4:30 p.m., Rehm Library
CANCELLED
Monday, April 23, 2012
A World Cut in Two: Global Justice and the Traffic in Humans for Organs — Nancy Scheper-Hughes, Chancellor's Professor of Medical Anthropology at the University of California at Berkeley, is co-founder and director of Organs Watch, a program that researches human organ trafficking around the world. In 2009, her investigation of an international ring of organ sellers based in New York, New Jersey and Israel led to a number of arrests by the FBI.
Tuesday, April 24, 2012
Schindler's List Survivor Rena Finder will share her memories of the Holocaust. As a Jewish girl in Poland during World War II, she witnessed the razing of the Warsaw Ghetto and spent several weeks in Auschwitz.
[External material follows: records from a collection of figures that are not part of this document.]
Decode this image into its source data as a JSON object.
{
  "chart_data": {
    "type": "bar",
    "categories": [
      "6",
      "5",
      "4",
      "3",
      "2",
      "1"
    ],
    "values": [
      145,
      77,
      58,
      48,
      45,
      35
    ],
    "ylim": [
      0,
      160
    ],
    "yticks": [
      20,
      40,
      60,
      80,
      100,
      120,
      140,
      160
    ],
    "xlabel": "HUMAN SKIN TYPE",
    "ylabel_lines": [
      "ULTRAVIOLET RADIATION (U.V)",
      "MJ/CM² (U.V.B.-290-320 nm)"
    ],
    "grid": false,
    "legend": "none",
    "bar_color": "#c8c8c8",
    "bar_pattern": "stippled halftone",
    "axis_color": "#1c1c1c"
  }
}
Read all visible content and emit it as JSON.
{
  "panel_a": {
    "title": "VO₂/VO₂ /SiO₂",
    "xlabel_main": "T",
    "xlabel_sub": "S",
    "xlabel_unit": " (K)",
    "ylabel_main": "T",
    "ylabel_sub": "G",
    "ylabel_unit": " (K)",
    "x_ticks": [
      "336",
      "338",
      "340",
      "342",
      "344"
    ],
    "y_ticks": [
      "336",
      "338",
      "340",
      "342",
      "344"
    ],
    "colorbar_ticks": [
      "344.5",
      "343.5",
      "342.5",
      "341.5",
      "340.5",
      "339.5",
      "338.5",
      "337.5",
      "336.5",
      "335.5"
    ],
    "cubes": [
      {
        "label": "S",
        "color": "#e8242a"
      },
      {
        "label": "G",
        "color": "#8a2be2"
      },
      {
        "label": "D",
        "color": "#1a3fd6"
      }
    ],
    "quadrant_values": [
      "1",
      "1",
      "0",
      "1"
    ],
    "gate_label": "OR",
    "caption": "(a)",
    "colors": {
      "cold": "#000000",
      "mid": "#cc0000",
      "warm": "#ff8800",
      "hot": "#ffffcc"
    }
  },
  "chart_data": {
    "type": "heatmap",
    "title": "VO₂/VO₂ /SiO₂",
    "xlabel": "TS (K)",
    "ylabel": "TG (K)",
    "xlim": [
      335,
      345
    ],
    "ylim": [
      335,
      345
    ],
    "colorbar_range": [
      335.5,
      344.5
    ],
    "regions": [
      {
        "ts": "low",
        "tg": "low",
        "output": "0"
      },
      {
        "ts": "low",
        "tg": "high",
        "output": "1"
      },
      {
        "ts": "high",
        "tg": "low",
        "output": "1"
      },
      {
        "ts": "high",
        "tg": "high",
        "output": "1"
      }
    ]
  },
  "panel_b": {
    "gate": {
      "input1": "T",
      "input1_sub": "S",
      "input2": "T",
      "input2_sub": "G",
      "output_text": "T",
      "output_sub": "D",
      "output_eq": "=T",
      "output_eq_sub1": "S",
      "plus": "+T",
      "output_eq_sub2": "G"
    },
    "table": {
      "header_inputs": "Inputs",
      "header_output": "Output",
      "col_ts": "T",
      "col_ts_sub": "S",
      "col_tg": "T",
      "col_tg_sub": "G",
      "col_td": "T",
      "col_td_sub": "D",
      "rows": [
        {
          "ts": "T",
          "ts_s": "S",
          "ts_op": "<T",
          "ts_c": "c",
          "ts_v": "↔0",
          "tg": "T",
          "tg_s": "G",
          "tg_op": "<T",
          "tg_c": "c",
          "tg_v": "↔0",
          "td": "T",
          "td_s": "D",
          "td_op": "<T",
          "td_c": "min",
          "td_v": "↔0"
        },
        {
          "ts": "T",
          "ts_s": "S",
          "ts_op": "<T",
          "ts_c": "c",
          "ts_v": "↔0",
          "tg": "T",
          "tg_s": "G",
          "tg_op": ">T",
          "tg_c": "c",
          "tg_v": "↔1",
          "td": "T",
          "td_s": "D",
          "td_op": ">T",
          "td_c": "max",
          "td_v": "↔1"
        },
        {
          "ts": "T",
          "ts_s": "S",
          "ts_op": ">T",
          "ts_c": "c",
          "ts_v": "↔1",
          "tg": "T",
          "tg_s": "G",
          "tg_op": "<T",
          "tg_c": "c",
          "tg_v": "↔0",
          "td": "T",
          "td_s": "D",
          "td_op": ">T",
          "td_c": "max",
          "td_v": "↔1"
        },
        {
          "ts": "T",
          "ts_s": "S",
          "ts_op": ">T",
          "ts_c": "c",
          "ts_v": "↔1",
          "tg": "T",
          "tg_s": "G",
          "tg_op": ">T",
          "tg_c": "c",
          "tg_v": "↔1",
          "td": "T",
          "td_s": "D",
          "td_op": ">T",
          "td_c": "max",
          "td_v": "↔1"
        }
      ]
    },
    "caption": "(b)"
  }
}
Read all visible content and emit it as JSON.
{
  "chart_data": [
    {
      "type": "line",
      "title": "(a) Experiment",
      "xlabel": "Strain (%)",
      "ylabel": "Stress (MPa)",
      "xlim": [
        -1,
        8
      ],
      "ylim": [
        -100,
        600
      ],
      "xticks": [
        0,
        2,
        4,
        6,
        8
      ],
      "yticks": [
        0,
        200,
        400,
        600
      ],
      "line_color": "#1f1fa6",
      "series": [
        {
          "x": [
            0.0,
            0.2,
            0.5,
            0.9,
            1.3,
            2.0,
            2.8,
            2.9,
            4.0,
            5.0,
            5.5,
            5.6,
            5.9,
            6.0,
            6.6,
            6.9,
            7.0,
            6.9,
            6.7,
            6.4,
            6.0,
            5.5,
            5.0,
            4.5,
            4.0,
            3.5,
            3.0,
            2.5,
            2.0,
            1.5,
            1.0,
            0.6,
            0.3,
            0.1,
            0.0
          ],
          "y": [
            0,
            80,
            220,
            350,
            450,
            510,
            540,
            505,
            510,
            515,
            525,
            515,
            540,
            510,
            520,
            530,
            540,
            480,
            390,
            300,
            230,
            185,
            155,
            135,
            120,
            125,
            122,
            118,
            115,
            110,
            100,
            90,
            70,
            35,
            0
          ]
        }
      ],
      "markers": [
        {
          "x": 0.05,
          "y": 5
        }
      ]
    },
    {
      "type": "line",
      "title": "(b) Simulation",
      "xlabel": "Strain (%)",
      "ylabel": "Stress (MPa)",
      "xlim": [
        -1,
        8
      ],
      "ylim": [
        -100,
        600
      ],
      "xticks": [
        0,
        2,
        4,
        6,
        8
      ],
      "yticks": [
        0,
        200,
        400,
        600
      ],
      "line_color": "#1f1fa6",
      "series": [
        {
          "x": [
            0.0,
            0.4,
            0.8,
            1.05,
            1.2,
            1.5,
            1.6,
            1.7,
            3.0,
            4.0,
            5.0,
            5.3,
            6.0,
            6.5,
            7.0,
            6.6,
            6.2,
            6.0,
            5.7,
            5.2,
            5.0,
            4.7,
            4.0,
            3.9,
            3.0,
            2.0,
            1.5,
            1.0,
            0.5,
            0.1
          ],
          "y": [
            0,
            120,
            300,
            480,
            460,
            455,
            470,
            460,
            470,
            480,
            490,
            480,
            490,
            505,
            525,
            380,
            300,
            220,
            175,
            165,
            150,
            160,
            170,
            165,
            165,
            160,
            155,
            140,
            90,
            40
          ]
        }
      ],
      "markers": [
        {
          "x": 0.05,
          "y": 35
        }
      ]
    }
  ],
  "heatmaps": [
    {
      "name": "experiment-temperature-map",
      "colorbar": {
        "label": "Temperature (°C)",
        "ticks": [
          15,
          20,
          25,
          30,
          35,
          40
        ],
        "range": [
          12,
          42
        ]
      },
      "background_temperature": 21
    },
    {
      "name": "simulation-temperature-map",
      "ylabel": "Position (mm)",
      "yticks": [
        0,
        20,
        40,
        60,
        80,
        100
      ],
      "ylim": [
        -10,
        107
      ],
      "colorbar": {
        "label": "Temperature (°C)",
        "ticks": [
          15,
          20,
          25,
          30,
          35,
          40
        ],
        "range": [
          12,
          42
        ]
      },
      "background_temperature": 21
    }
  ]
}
She and her mother were ultimately spared by German Christian industrialist Oskar Schindler. (A digitally-remastered version of Schindler's List will be shown in the Seelos Theater on Sunday, April 22 at 6:30 p.m.)
4:30 p.m., Rehm Library
Wednesday, April 25, 2012
Jewish Life in Nazi Germany — Marion Kaplan, Skirball Professor of Modern Jewish History at New York University, has written extensively on how Jews, and particularly Jewish women, negotiated everyday life and coped with the repression of everyday sociability in Hitler's Germany. Her most recent book, Dominican Haven: The Jewish Refugee Settlement in Sosua, 1940-1945, extended the cross-cultural story to encompass Jewish refugees who made their way to the Dominican Republic. This lecture is sponsored by the Derrick Lecture Fund of the Department of History, with additional support from Peace and Conflict Studies, Philosophy, and the McFarland Center.